Il messaggio per le feste natalizie del vescovo della nostra diocesi mons. Angelo Rizzo
Un augurio che non sia solo formale
Ricordarsi che non è il Natale di qualunque uomo ma del Figlio di Dio


   Non posso fare a meno di rivolgervi, come è consuetudine collaudata nella nostra città in ogni ceto di persone, l'augurio di Buon natale. E tuttavia avverto un particolare disagio nel farlo; nonostante la sincerità e la cordialità dei miei sentimenti nella formulazione degli auguri, credo che non sia più possibile affidarsi alla supposta ovvietà dell'augurio espresso in tutti i modi, in tutte le lingue, con tutti i mezzi di cui si dispone ed in tutti i luoghi in cui possiamo trovarci, con tutti i colori e le luci con cui lo si può veicolare.
   Certo l'augurio vuol essere auspicio di serenità, di pace, di gioia, di buona salute, di successo, di benessere e tutto ciò potrebbe anche essere accettato e gratificarci se quanto sopra augurato è coniugabile con la verità, l'onestà di base, la prospettiva dell'acquisizione reale e duratura e non di una speranza illusoria o di una meteora passeggera. Sì, perché la caduta di tanti autentici valori e l'insorgere scomposto o quasi istintuale dei desideri degli uomini può subire tali modifiche da farci cadere nell'illusorio e far apparire ai meno provveduti l'oggetto auspicato come vero bene la sua caricatura. Per tale motivo l'augurio di Natale per essere autentico non deve essere in alcun modo privato della sua specificità, e quando il Natale che si vuole celebrare è quello del 25 dicembre, solennità liturgica della Chiesa cattolica, non è una festività qualsiasi, tale da potercene cavare fuori una qualsiasi forma di appagamenti liberatori dell'uomo in preda alle più disparate frustrazioni.

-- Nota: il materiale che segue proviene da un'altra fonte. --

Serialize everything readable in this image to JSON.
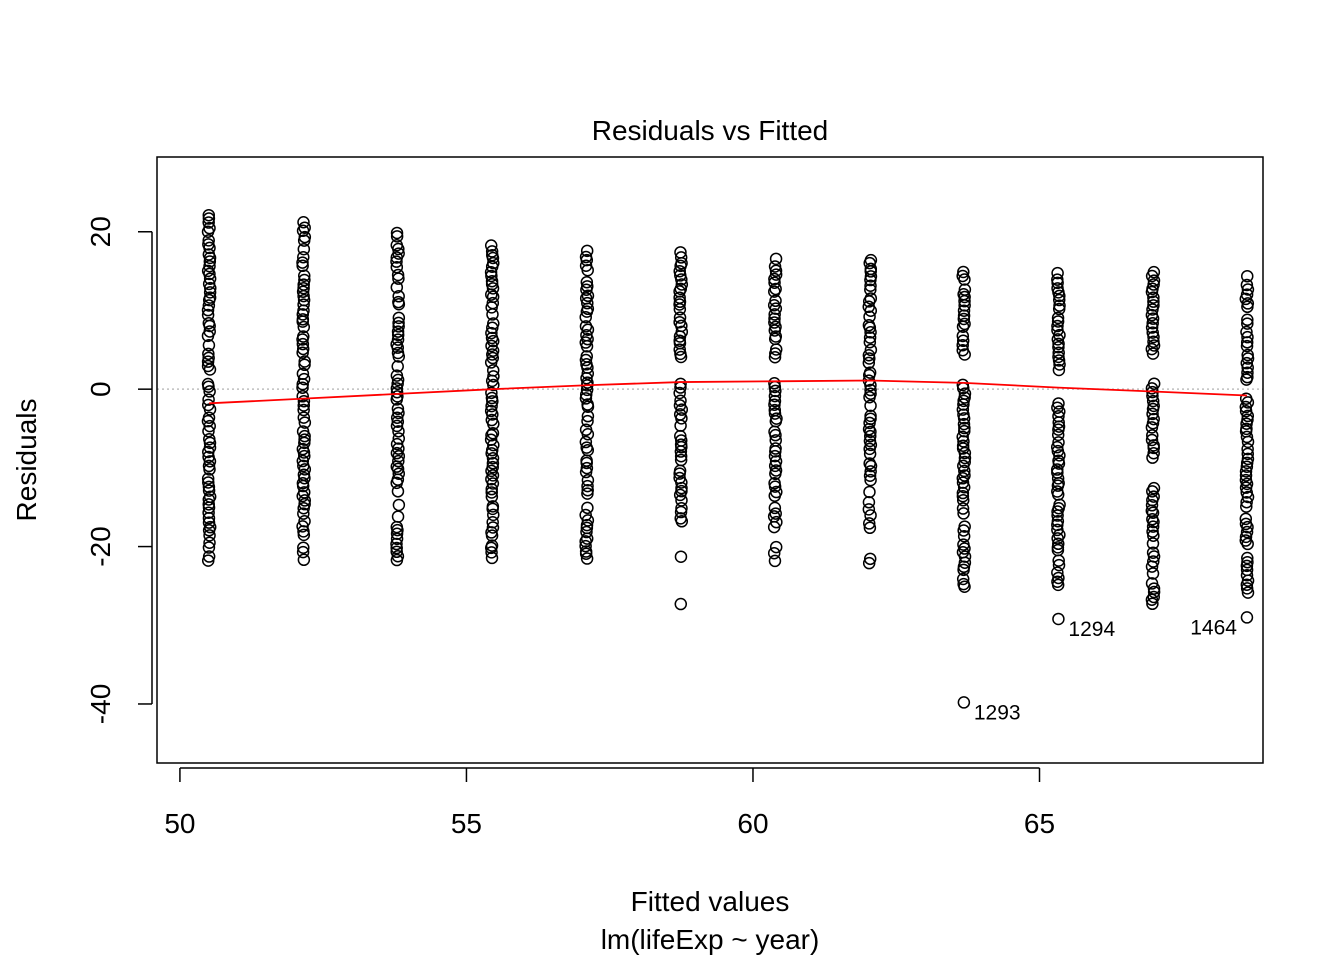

   Il Natale del 25 dicembre non è il natale di qualunque uomo, che può attrarre a motivo della vaghezza delle sue forme infantili, il desiderio della bellezza, il richiamo intrinseco alla crescita, il fluire della vita, il sognare un di più onnivalente nell'essere, nell'opera, eccetera. Anche se, nella cultura popolare di base, si può esser certi che un riconoscimento acritico di questo natale è quello del Figlio di Maria, la donna di Nazaret che ne è la madre, la mia responsabilità pastorale mi induce a pensare che, a motivo del pensiero che si è fatto debole non solo nell'ambito morale, ma anche in quello del credere per la molteplicità delle sollecitazioni di una cultura secolare e di diverse opposte radici, bisogna temere che anche le mie pastorali dinanzi ai molti presepi allestiti con grazia ed arte, o rappresentati al vivo con personaggi ben preparati, richiede la esplicitazione indispensabile per evitare le deviazioni nell'interpretazione del messaggio racchiuso nell'evento della Natività di Betlem o quanto meno per farne una celebrazione adeguata, che ci inserisca nella volontà di Dio che nell'infinito, gratuito amore per noi uomini quell'evento ha voluto, ha preparato, ha preannunciato, ha compiuto nella pienezza dei tempi ed attraverso il ministero della Chiesa riattualizza da duemila anni nel mondo, perché rivivendolo ciascuno di noi sappia che il Figlio di Dio, il Verbo eterno, è diventato attraverso l'incarnazione Figlio dell'uomo perché noi figli di uomini in Lui diventiamo Figli di Dio.
   Ciò ha comportato l'incarnazione del Verbo, la sua natività, la sua vita nascosta nella casa di Nazaret, la sua preparazione nella bottega del falegname Giuseppe, la predicazione del Vangelo del Regno, la passione, la morte di Croce, la risurrezione e il dono dello Spirito Santo con la creazione della Chiesa a cui è affidata la nostra rigenerazione nell'obbedienza della fede, nella purificazione dal peccato, nella vita della grazia, nella testimonianza di fedeltà a Dio con l'amore a Lui ed ai fratelli fino al conseguimento della gloria nella vita eterna. Natale è tutto questo. Non può dire di celebrarlo da cristiano chi per la Santa festività non si rinnova nello Spirito.
   Allora sia per tutti Natale, nella grazia santificante che ci dia gioia e pace!